Nei fatti, molti banchieri centrali sembrano negare che il sistema bancario funzioni tramite il moltiplicatore dei depositi o la teoria della moneta esogena e confermano anzi la correttezza della teoria della moneta endogena (il che confermerebbe questa come un fatto).
Inoltre, la teoria della moneta endogena ha interessanti implicazioni nell’ambito dell’economia internazionale. Tra banche centrali i pagamenti avvengono in valuta “pregiata” (spesso dollari) e tra le banche centrali dell’eurozona tramite il sistema TARGET2. Proprio l’analisi di questo sistema di pagamenti tra banche centrali europee, porta Cesaratto a ritenere che la crisi europea del 2010-2012 sia stata sostanzialmente una crisi di bilancia dei pagamenti, sebbene l’esistenza stessa del sistema TARGET2 ne abbia mascherato la natura. Non avvenendo infatti i pagamenti tra banche centrali europee tramite valuta “pregiata”, ma solo tramite debiti e crediti annotati nel sistema TARGET2, quest’ultimo avrebbe permesso ai paesi in disavanzo di persistere nei disavanzi correnti, pagando con l’emissione di “passività TARGET2”. Naturalmente, prima che questo sia potuto accadere, le misure di austerità fiscale hanno riportato, all’inizio dello scorso decennio, i saldi correnti in equilibrio.
L’autore spiega inoltre come l’ipotetica uscita dall’euro di un paese con saldi TARGET2 negativi comporterebbe una perdita per i paesi europei creditori.

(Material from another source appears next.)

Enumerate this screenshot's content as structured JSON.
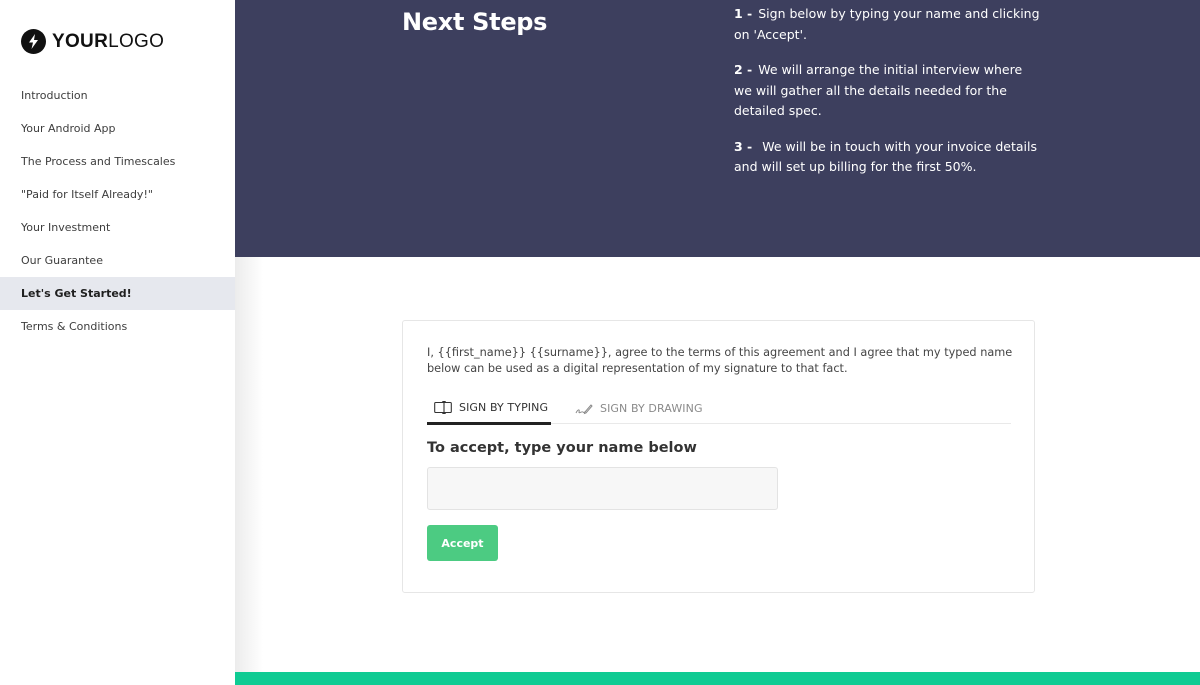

Di qui, appunto, l’imposizione di austerità nello scorso decennio per ridurre il reddito e dunque le importazioni dei paesi debitori e ridimensionare l’esposizione di quelli creditori. Guardando al post-pandemia, Cesaratto non sposa posizioni avventuriste circa il futuro dell’Europa monetaria, sebbene rimanga relativamente pessimista sulle sue sorti.

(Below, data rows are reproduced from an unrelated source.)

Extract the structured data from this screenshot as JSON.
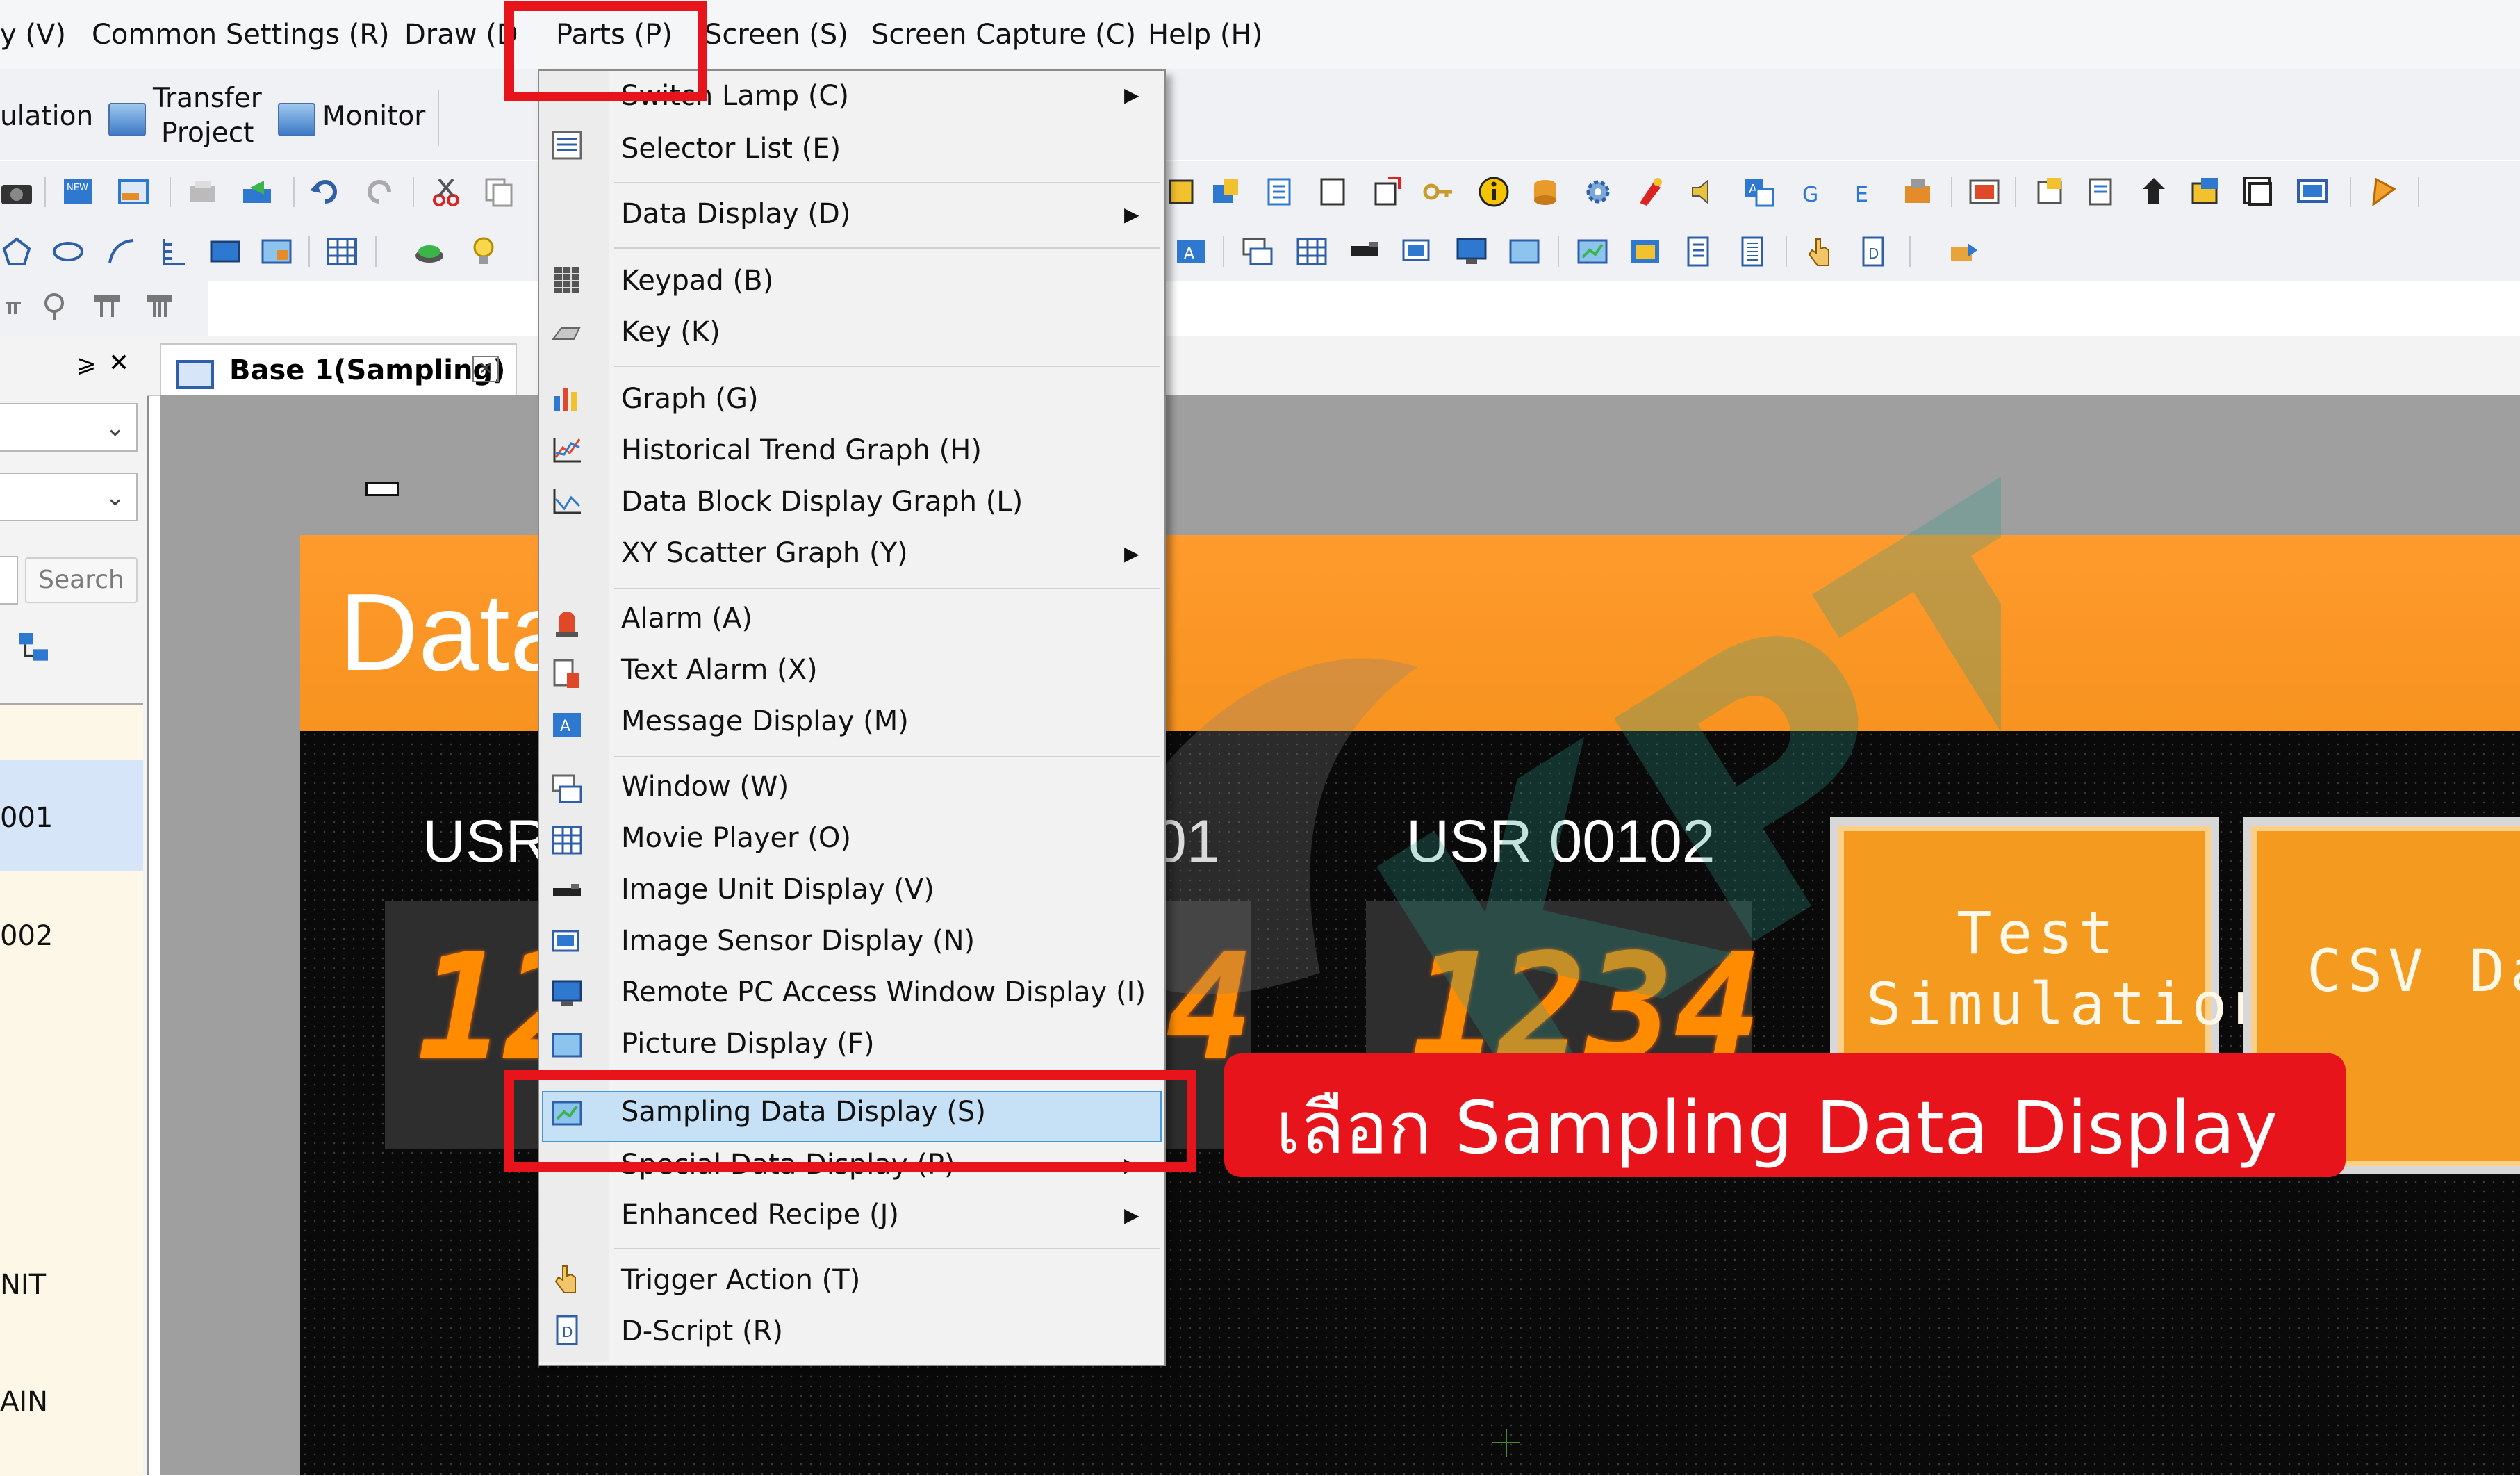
{
  "menubar": {
    "items": [
      {
        "label": "y (V)"
      },
      {
        "label": "Common Settings (R)"
      },
      {
        "label": "Draw (D"
      },
      {
        "label": "Parts (P)"
      },
      {
        "label": "Screen (S)"
      },
      {
        "label": "Screen Capture (C)"
      },
      {
        "label": "Help (H)"
      }
    ]
  },
  "quickbar": {
    "simulation": "ulation",
    "transfer_line1": "Transfer",
    "transfer_line2": "Project",
    "monitor": "Monitor"
  },
  "leftpanel": {
    "search_label": "Search",
    "pin": "⩾",
    "close": "✕",
    "list_items": [
      "001",
      "002",
      "NIT",
      "AIN"
    ]
  },
  "tab": {
    "title": "Base 1(Sampling)",
    "close": "✕"
  },
  "screen": {
    "title": "Data",
    "usr_labels": [
      "USR",
      "01",
      "USR 00102"
    ],
    "seg_values": [
      "12",
      "4",
      "1234"
    ],
    "buttons": [
      {
        "line1": "Test",
        "line2": "Simulation"
      },
      {
        "line1": "CSV Dat",
        "line2": ""
      }
    ]
  },
  "parts_menu": {
    "items": [
      {
        "label": "Switch Lamp (C)",
        "submenu": true,
        "icon": "switch-lamp-icon"
      },
      {
        "label": "Selector List (E)",
        "submenu": false,
        "icon": "selector-list-icon"
      },
      {
        "label": "Data Display (D)",
        "submenu": true,
        "icon": "data-display-icon"
      },
      {
        "label": "Keypad (B)",
        "submenu": false,
        "icon": "keypad-icon"
      },
      {
        "label": "Key (K)",
        "submenu": false,
        "icon": "key-icon"
      },
      {
        "label": "Graph (G)",
        "submenu": false,
        "icon": "graph-icon"
      },
      {
        "label": "Historical Trend Graph (H)",
        "submenu": false,
        "icon": "historical-trend-icon"
      },
      {
        "label": "Data Block Display Graph (L)",
        "submenu": false,
        "icon": "data-block-graph-icon"
      },
      {
        "label": "XY Scatter Graph (Y)",
        "submenu": true,
        "icon": "xy-scatter-icon"
      },
      {
        "label": "Alarm (A)",
        "submenu": false,
        "icon": "alarm-icon"
      },
      {
        "label": "Text Alarm (X)",
        "submenu": false,
        "icon": "text-alarm-icon"
      },
      {
        "label": "Message Display (M)",
        "submenu": false,
        "icon": "message-display-icon"
      },
      {
        "label": "Window (W)",
        "submenu": false,
        "icon": "window-icon"
      },
      {
        "label": "Movie Player (O)",
        "submenu": false,
        "icon": "movie-player-icon"
      },
      {
        "label": "Image Unit Display (V)",
        "submenu": false,
        "icon": "image-unit-icon"
      },
      {
        "label": "Image Sensor Display (N)",
        "submenu": false,
        "icon": "image-sensor-icon"
      },
      {
        "label": "Remote PC Access Window Display (I)",
        "submenu": false,
        "icon": "remote-pc-icon"
      },
      {
        "label": "Picture Display (F)",
        "submenu": false,
        "icon": "picture-display-icon"
      },
      {
        "label": "Sampling Data Display (S)",
        "submenu": false,
        "icon": "sampling-data-icon",
        "highlighted": true
      },
      {
        "label": "Special Data Display (P)",
        "submenu": true,
        "icon": "special-data-icon"
      },
      {
        "label": "Enhanced Recipe (J)",
        "submenu": true,
        "icon": "enhanced-recipe-icon"
      },
      {
        "label": "Trigger Action (T)",
        "submenu": false,
        "icon": "trigger-action-icon"
      },
      {
        "label": "D-Script (R)",
        "submenu": false,
        "icon": "d-script-icon"
      }
    ]
  },
  "callout": {
    "text": "เลือก Sampling Data Display"
  },
  "colors": {
    "accent_red": "#e8141c",
    "screen_orange": "#f7931e",
    "menu_highlight": "#c6e0f6",
    "segment_orange": "#ff8c00"
  }
}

Come si è visto, il dibattito intorno alla natura della moneta è attualissimo e coinvolge sia la teoria economica, sia le scelte politiche dei governi (si pensi alle influenze sulla sinistra del Partito Democratico statunitense, spesso rappresentata da Bernie Sanders e Alexandria Ocasio-Cortez, nonché sulle politiche espansive del governo Biden). Inoltre, il progresso tecnologico e informatico pone oggi nuovi quesiti intorno a monete digitali, criptovalute, valute digitali delle banche centrali (CBDC), ecc. Avere una corretta e solida teoria monetaria è quindi fondamentale per affrontare le sfide economiche di questo secolo. E la solidità di una teoria non può che derivare dal confronto tra le differenti impostazioni e dalla verifica empirica. Un sistema economico in cui gli operatori delle banche centrali mettono in dubbio la teoria monetaria (ancora) più diffusa e accreditata in accademia suggerisce che molte scelte politiche sono ispirate da teorie e insegnamenti accademici dai precari fondamenti analitici. Ed è proprio il fiorire del dibattito e del confronto, facilitando la comprensione per il grande pubblico e per gli studenti dei primi anni di economia e scienze sociali di temi apparentemente complessi come la politica monetaria, come si fa nelle Lezioni sulla moneta, che potrebbe aiutare a portare le scelte politiche a un livello qualitativamente migliore e più affilato per affrontare le sfide che abbiamo davanti.